RESULTS: In all, 17,401 isolated coronary artery bypass grafts were performed, 7283 (41.9%) off-pump coronary artery bypass grafts and 10,118 (58.1%) conventional coronary artery bypass with cardiopulmonary bypass. Factors determining selection of patients for off-pump coronary artery bypass grafting included female gender (55.5% vs 44.5%), preexisting renal failure (57.0% vs 43.0%), and reoperations (52.6% vs 47.4%). Operative mortality was 2.8%; off-pump coronary artery bypass grafting versus conventional coronary artery bypass with cardiopulmonary bypass (1.9% vs 3.5%, P < .001) had the same predicted risk.

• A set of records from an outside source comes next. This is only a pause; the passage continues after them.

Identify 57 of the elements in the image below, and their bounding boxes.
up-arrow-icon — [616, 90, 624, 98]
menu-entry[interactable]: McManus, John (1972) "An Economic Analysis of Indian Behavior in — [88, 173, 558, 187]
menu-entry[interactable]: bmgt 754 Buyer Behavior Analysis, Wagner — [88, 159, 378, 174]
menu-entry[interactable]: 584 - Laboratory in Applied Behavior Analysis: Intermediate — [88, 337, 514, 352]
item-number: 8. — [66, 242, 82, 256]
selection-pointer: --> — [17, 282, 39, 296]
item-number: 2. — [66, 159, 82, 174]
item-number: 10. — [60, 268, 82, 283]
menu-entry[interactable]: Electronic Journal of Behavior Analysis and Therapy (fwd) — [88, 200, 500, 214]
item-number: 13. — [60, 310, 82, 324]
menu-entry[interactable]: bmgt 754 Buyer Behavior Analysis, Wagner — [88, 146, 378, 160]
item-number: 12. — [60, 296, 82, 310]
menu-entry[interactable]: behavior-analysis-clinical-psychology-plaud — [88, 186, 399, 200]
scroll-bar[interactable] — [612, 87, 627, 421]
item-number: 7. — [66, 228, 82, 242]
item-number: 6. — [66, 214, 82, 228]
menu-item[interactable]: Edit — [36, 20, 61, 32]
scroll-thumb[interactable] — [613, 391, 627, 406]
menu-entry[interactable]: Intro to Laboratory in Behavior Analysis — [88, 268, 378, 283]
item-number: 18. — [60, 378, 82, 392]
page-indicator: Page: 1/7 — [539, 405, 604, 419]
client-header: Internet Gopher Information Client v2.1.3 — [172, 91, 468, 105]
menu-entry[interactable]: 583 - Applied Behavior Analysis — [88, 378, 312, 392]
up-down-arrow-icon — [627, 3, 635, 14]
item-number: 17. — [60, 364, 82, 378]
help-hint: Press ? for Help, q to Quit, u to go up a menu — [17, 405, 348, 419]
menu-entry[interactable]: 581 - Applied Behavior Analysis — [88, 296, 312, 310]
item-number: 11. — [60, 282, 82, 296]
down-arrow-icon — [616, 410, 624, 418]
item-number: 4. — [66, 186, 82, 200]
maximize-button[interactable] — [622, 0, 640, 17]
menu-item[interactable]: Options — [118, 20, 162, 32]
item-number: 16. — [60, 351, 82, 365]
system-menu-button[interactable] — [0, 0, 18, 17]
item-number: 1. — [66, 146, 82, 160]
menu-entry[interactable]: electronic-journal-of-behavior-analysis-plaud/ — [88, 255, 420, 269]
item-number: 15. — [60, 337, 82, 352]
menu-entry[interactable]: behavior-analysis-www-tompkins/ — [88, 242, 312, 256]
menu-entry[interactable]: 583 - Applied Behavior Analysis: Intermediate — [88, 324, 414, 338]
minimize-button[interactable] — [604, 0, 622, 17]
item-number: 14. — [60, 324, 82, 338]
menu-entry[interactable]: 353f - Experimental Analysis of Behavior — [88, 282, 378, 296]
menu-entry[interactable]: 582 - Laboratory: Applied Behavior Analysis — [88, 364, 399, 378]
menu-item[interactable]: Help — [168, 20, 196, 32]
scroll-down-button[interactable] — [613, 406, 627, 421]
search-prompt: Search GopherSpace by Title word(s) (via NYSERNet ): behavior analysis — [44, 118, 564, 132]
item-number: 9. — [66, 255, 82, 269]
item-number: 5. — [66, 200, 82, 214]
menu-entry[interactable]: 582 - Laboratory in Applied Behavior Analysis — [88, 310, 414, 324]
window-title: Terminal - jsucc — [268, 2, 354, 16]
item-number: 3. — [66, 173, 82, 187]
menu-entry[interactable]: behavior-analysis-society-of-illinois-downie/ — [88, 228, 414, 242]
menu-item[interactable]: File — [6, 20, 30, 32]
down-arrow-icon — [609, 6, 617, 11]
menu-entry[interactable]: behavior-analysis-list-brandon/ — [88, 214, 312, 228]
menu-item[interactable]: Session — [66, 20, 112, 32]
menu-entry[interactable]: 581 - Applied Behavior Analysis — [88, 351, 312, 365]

Of the patients with multivessel disease, 11,548 were matched by propensity scoring. Mortality was significantly less in the off-pump coronary artery bypass grafting group (2.8% vs 3.7%, P < .001). By multivariate logistic regression analysis of the matched sample, predictors for mortality were female gender (odds ratio 1.83, confidence interval 1.37-2.44), preexisting renal failure (odds ratio 2.85, confidence interval 2.64-4.95), history of stroke (odds ratio 1.74, confidence interval 1.08-2.80), previous coronary artery bypass grafting surgery (odds ratio 4.22, confidence interval 2.92-6.09), use of cardiopulmonary bypass (odds ratio 2.08, confidence interval 1.52-2.83), and recent myocardial infarction (odds ratio 2.31, confidence interval 1.68-3.22). Cardiopulmonary bypass was predictive of mortality in reoperations, female patients, and patients aged
75 years. Off-pump coronary artery bypass grafting was associated with less morbidity, including reductions in blood transfusion (32.6% vs 40.6%, P < .001), stroke (1.4% vs 2.1%, P = .002), renal failure (2.6% vs 5.2%, P < .001), pulmonary complications (4.1% vs 9.5%, P < .001), reoperation (1.7% vs 3.2%, P < .001), atrial fibrillation (21.1% vs 24.99%, P < .001), and gastrointestinal complications (3.6% vs 4.8%, P = .02).
CONCLUSION: In 4 centers with beating-heart operation experience, there is an overall early benefit in off-pump surgery, especially in patients traditionally considered at high risk for coronary artery bypass grafting.